De laatste stap is natuurlijk actie ondernemen. Als de oplossing eenvoudig is, probeer dan gelijk actie te ondernemen. Het kan moeilijk zijn op te houden met wat je aan het doen bent, maar als je dat toch doet, kun je je daarna veel beter concentreren op je bezigheden. Ik probeer dat in te zetten als stimulans om me los te rukken en te doen wat ik moet doen. Sinds ik het rolgordijn naar beneden heb gedaan, hoef ik niet meer naar het scherm te turen, is mijn gezicht niet meer te warm door de zon, en weet ik dat ik straks niet uit de Starbucks kom met hoofdpijn.

Wees niet verbaasd als het even duurt voor je de slag te pakken hebt van iets doen aan kleine dingen in je leven die je ergeren.
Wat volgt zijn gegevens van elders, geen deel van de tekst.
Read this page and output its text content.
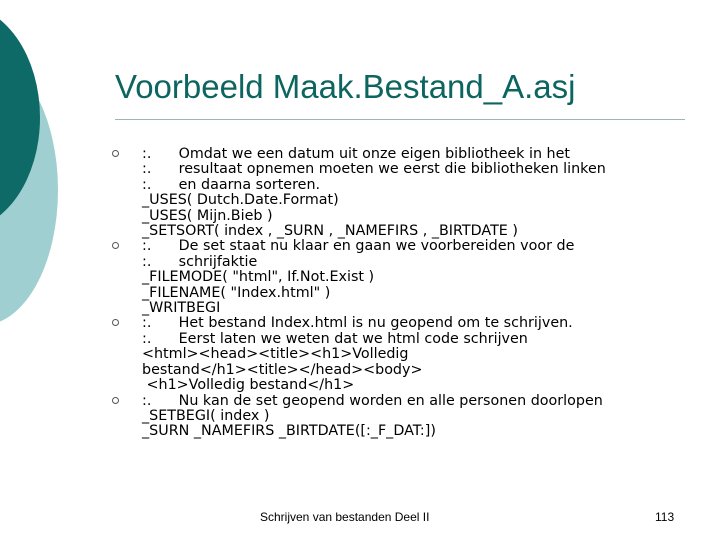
Voorbeeld Maak.Bestand_A.asj
:.      Omdat we een datum uit onze eigen bibliotheek in het
:.      resultaat opnemen moeten we eerst die bibliotheken linken
:.      en daarna sorteren.
_USES( Dutch.Date.Format)
_USES( Mijn.Bieb )
_SETSORT( index , _SURN , _NAMEFIRS , _BIRTDATE )
:.      De set staat nu klaar en gaan we voorbereiden voor de
:.      schrijfaktie
_FILEMODE( "html", If.Not.Exist )
_FILENAME( "Index.html" )
_WRITBEGI
:.      Het bestand Index.html is nu geopend om te schrijven.
:.      Eerst laten we weten dat we html code schrijven
<html><head><title><h1>Volledig
bestand</h1><title></head><body>
<h1>Volledig bestand</h1>
:.      Nu kan de set geopend worden en alle personen doorlopen
_SETBEGI( index )
_SURN _NAMEFIRS _BIRTDATE([:_F_DAT:])
Schrijven van bestanden Deel II	113
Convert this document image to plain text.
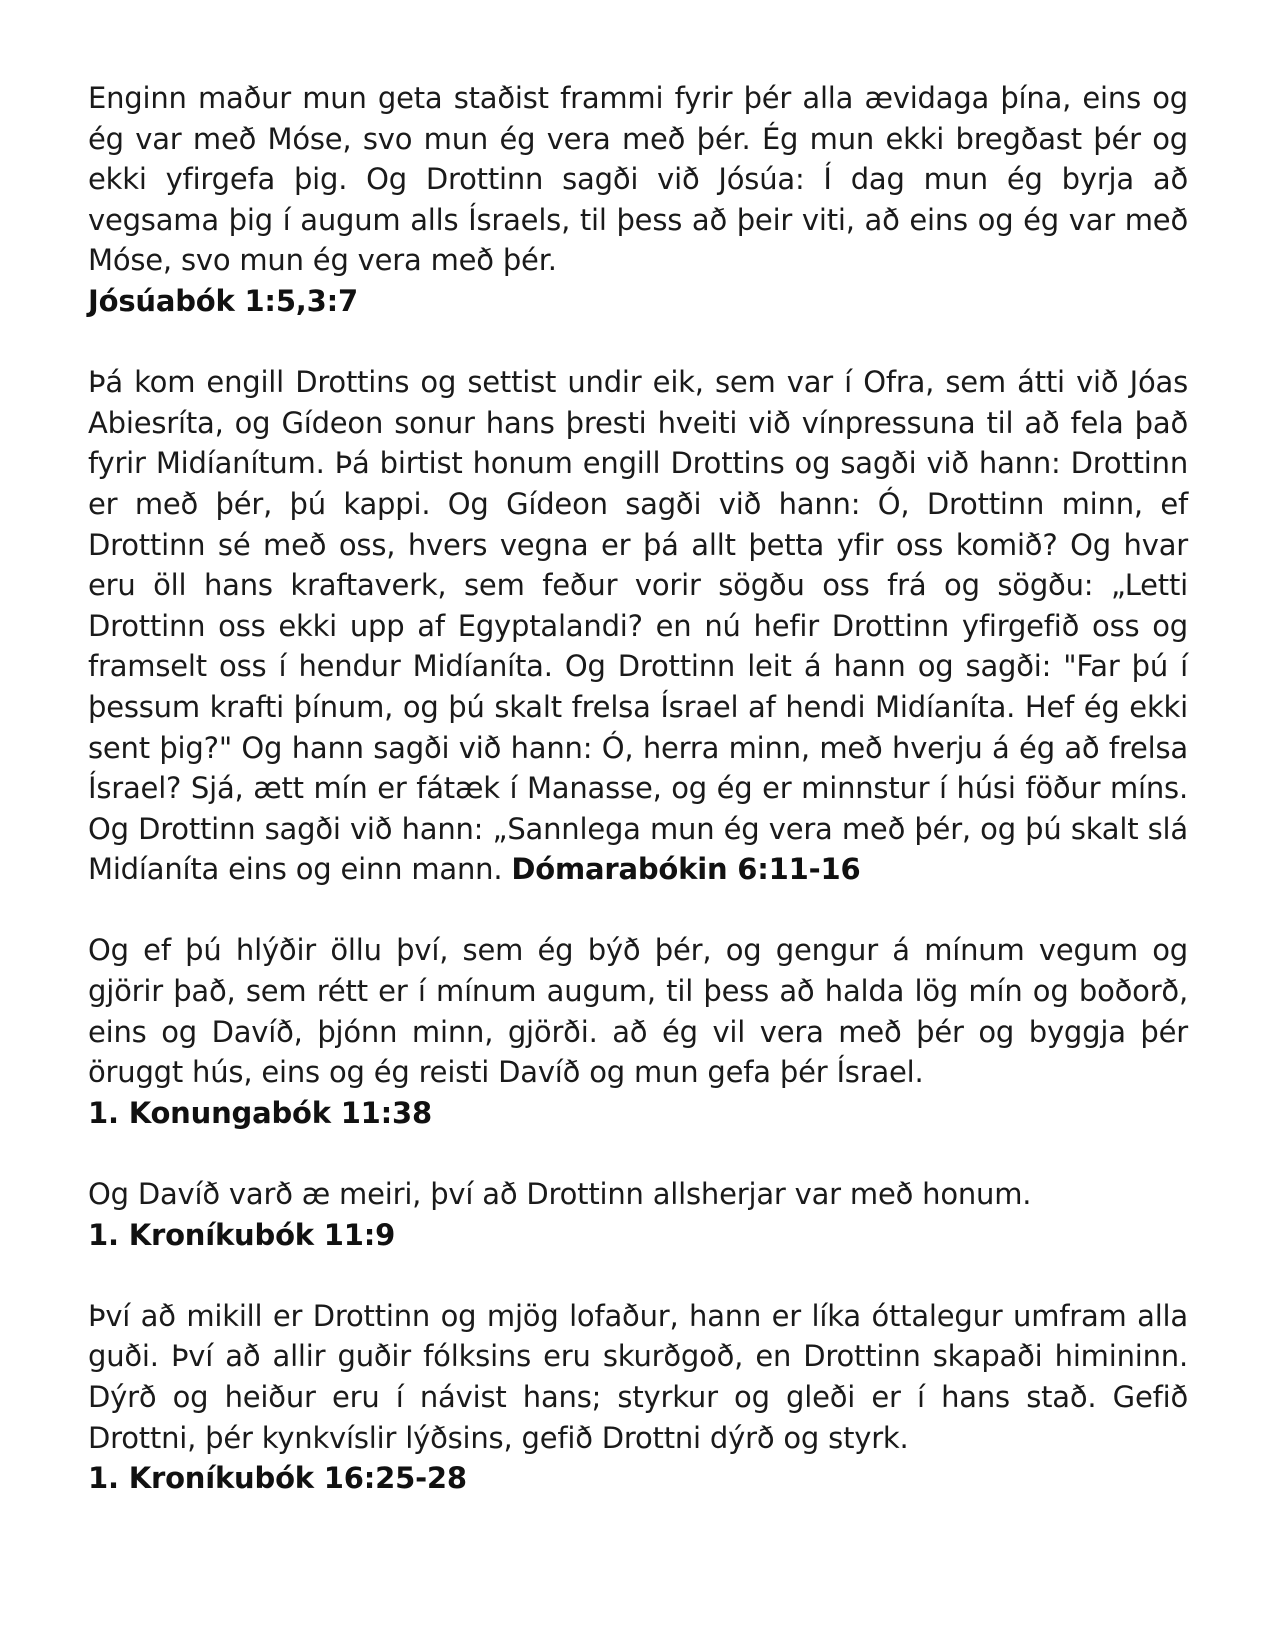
Enginn maður mun geta staðist frammi fyrir þér alla ævidaga þína, eins og ég var með Móse, svo mun ég vera með þér. Ég mun ekki bregðast þér og ekki yfirgefa þig. Og Drottinn sagði við Jósúa: Í dag mun ég byrja að vegsama þig í augum alls Ísraels, til þess að þeir viti, að eins og ég var með Móse, svo mun ég vera með þér.

Jósúabók 1:5,3:7

Þá kom engill Drottins og settist undir eik, sem var í Ofra, sem átti við Jóas Abiesríta, og Gídeon sonur hans þresti hveiti við vínpressuna til að fela það fyrir Midíanítum. Þá birtist honum engill Drottins og sagði við hann: Drottinn er með þér, þú kappi. Og Gídeon sagði við hann: Ó, Drottinn minn, ef Drottinn sé með oss, hvers vegna er þá allt þetta yfir oss komið? Og hvar eru öll hans kraftaverk, sem feður vorir sögðu oss frá og sögðu: „Letti Drottinn oss ekki upp af Egyptalandi? en nú hefir Drottinn yfirgefið oss og framselt oss í hendur Midíaníta. Og Drottinn leit á hann og sagði: "Far þú í þessum krafti þínum, og þú skalt frelsa Ísrael af hendi Midíaníta. Hef ég ekki sent þig?" Og hann sagði við hann: Ó, herra minn, með hverju á ég að frelsa Ísrael? Sjá, ætt mín er fátæk í Manasse, og ég er minnstur í húsi föður míns. Og Drottinn sagði við hann: „Sannlega mun ég vera með þér, og þú skalt slá Midíaníta eins og einn mann. Dómarabókin 6:11-16

Og ef þú hlýðir öllu því, sem ég býð þér, og gengur á mínum vegum og gjörir það, sem rétt er í mínum augum, til þess að halda lög mín og boðorð, eins og Davíð, þjónn minn, gjörði. að ég vil vera með þér og byggja þér öruggt hús, eins og ég reisti Davíð og mun gefa þér Ísrael.

1. Konungabók 11:38

Og Davíð varð æ meiri, því að Drottinn allsherjar var með honum.

1. Kroníkubók 11:9

Því að mikill er Drottinn og mjög lofaður, hann er líka óttalegur umfram alla guði. Því að allir guðir fólksins eru skurðgoð, en Drottinn skapaði himininn. Dýrð og heiður eru í návist hans; styrkur og gleði er í hans stað. Gefið Drottni, þér kynkvíslir lýðsins, gefið Drottni dýrð og styrk.

1. Kroníkubók 16:25-28
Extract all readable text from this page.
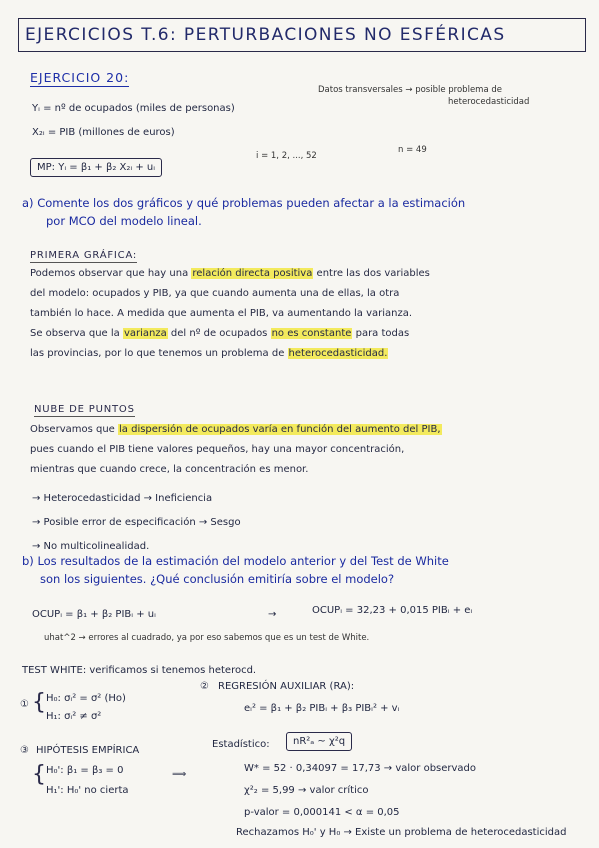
EJERCICIOS T.6: PERTURBACIONES NO ESFÉRICAS
EJERCICIO 20:
Datos transversales → posible problema de
heterocedasticidad
Yᵢ = nº de ocupados (miles de personas)
X₂ᵢ = PIB (millones de euros)
MP: Yᵢ = β₁ + β₂ X₂ᵢ + uᵢ
i = 1, 2, ..., 52
n = 49
a) Comente los dos gráficos y qué problemas pueden afectar a la estimación
por MCO del modelo lineal.
PRIMERA GRÁFICA:
Podemos observar que hay una relación directa positiva entre las dos variables
del modelo: ocupados y PIB, ya que cuando aumenta una de ellas, la otra
también lo hace. A medida que aumenta el PIB, va aumentando la varianza.
Se observa que la varianza del nº de ocupados no es constante para todas
las provincias, por lo que tenemos un problema de heterocedasticidad.
NUBE DE PUNTOS
Observamos que la dispersión de ocupados varía en función del aumento del PIB,
pues cuando el PIB tiene valores pequeños, hay una mayor concentración,
mientras que cuando crece, la concentración es menor.
→ Heterocedasticidad → Ineficiencia
→ Posible error de especificación → Sesgo
→ No multicolinealidad.
b) Los resultados de la estimación del modelo anterior y del Test de White
son los siguientes. ¿Qué conclusión emitiría sobre el modelo?
OCUPᵢ = β₁ + β₂ PIBᵢ + uᵢ	→	OCUPᵢ = 32,23 + 0,015 PIBᵢ + eᵢ
uhat^2 → errores al cuadrado, ya por eso sabemos que es un test de White.
TEST WHITE: verificamos si tenemos heterocd.
① { H₀: σᵢ² = σ² (Ho)
H₁: σᵢ² ≠ σ²
② REGRESIÓN AUXILIAR (RA):
eᵢ² = β₁ + β₂ PIBᵢ + β₃ PIBᵢ² + vᵢ
③ HIPÓTESIS EMPÍRICA
{ H₀': β₁ = β₃ = 0
H₁': H₀' no cierta
⟹
Estadístico:	nR²ₐ ~ χ²q
W* = 52 · 0,34097 = 17,73 → valor observado
χ²₂ = 5,99 → valor crítico
p-valor = 0,000141 < α = 0,05
Rechazamos H₀' y H₀ → Existe un problema de heterocedasticidad
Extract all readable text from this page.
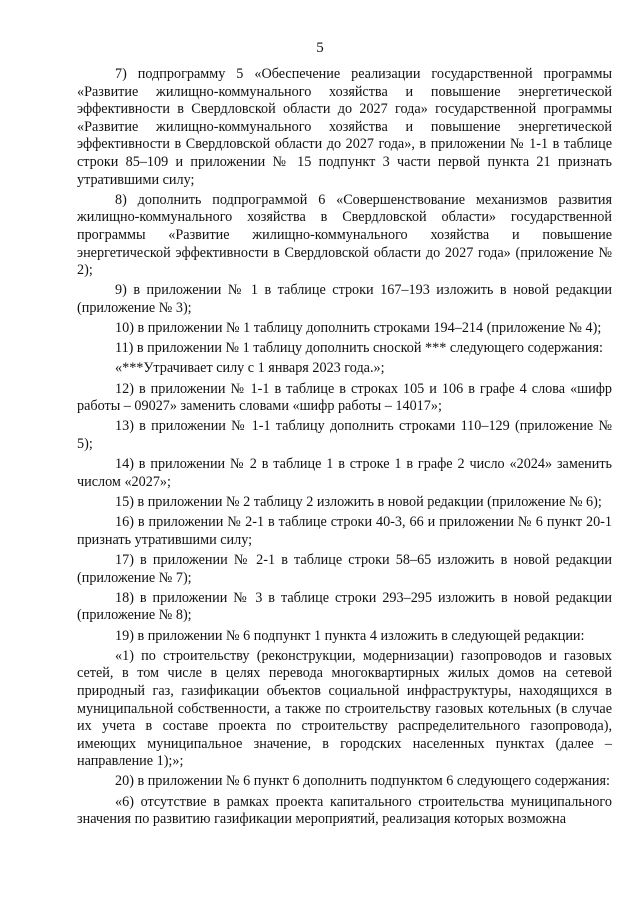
5

7) подпрограмму 5 «Обеспечение реализации государственной программы «Развитие жилищно-коммунального хозяйства и повышение энергетической эффективности в Свердловской области до 2027 года» государственной программы «Развитие жилищно-коммунального хозяйства и повышение энергетической эффективности в Свердловской области до 2027 года», в приложении № 1-1 в таблице строки 85–109 и приложении № 15 подпункт 3 части первой пункта 21 признать утратившими силу;

8) дополнить подпрограммой 6 «Совершенствование механизмов развития жилищно-коммунального хозяйства в Свердловской области» государственной программы «Развитие жилищно-коммунального хозяйства и повышение энергетической эффективности в Свердловской области до 2027 года» (приложение № 2);

9) в приложении № 1 в таблице строки 167–193 изложить в новой редакции (приложение № 3);

10) в приложении № 1 таблицу дополнить строками 194–214 (приложение № 4);

11) в приложении № 1 таблицу дополнить сноской *** следующего содержания:

«***Утрачивает силу с 1 января 2023 года.»;

12) в приложении № 1-1 в таблице в строках 105 и 106 в графе 4 слова «шифр работы – 09027» заменить словами «шифр работы – 14017»;

13) в приложении № 1-1 таблицу дополнить строками 110–129 (приложение № 5);

14) в приложении № 2 в таблице 1 в строке 1 в графе 2 число «2024» заменить числом «2027»;

15) в приложении № 2 таблицу 2 изложить в новой редакции (приложение № 6);

16) в приложении № 2-1 в таблице строки 40-3, 66 и приложении № 6 пункт 20-1 признать утратившими силу;

17) в приложении № 2-1 в таблице строки 58–65 изложить в новой редакции (приложение № 7);

18) в приложении № 3 в таблице строки 293–295 изложить в новой редакции (приложение № 8);

19) в приложении № 6 подпункт 1 пункта 4 изложить в следующей редакции:

«1) по строительству (реконструкции, модернизации) газопроводов и газовых сетей, в том числе в целях перевода многоквартирных жилых домов на сетевой природный газ, газификации объектов социальной инфраструктуры, находящихся в муниципальной собственности, а также по строительству газовых котельных (в случае их учета в составе проекта по строительству распределительного газопровода), имеющих муниципальное значение, в городских населенных пунктах (далее – направление 1);»;

20) в приложении № 6 пункт 6 дополнить подпунктом 6 следующего содержания:

«6) отсутствие в рамках проекта капитального строительства муниципального значения по развитию газификации мероприятий, реализация которых возможна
Er gingen minstens 15 minuten voorbij tussen het moment dat ik aan de rand van mijn bewustzijn begon te voelen dat er iets mis was, en het moment dat ik het gordijn naar beneden deed.

Het is hard werk om ons brein opnieuw op te voeden, en het vraagt wat geduld. In plaats van me rot te voelen omdat een niet-autistisch persoon 15 seconden nodig heeft voor wat mij 15 minuten kostte, probeer ik te focussen op het feit dat ik een jaar geleden gewoon door zou zijn gegaan met typen, terwijl ik naar het scherm tuurde en me rot voelde.

Dit is een vertaling van "You can do something about it", in 2012 verschenen op het weblog "Musings of an Aspie".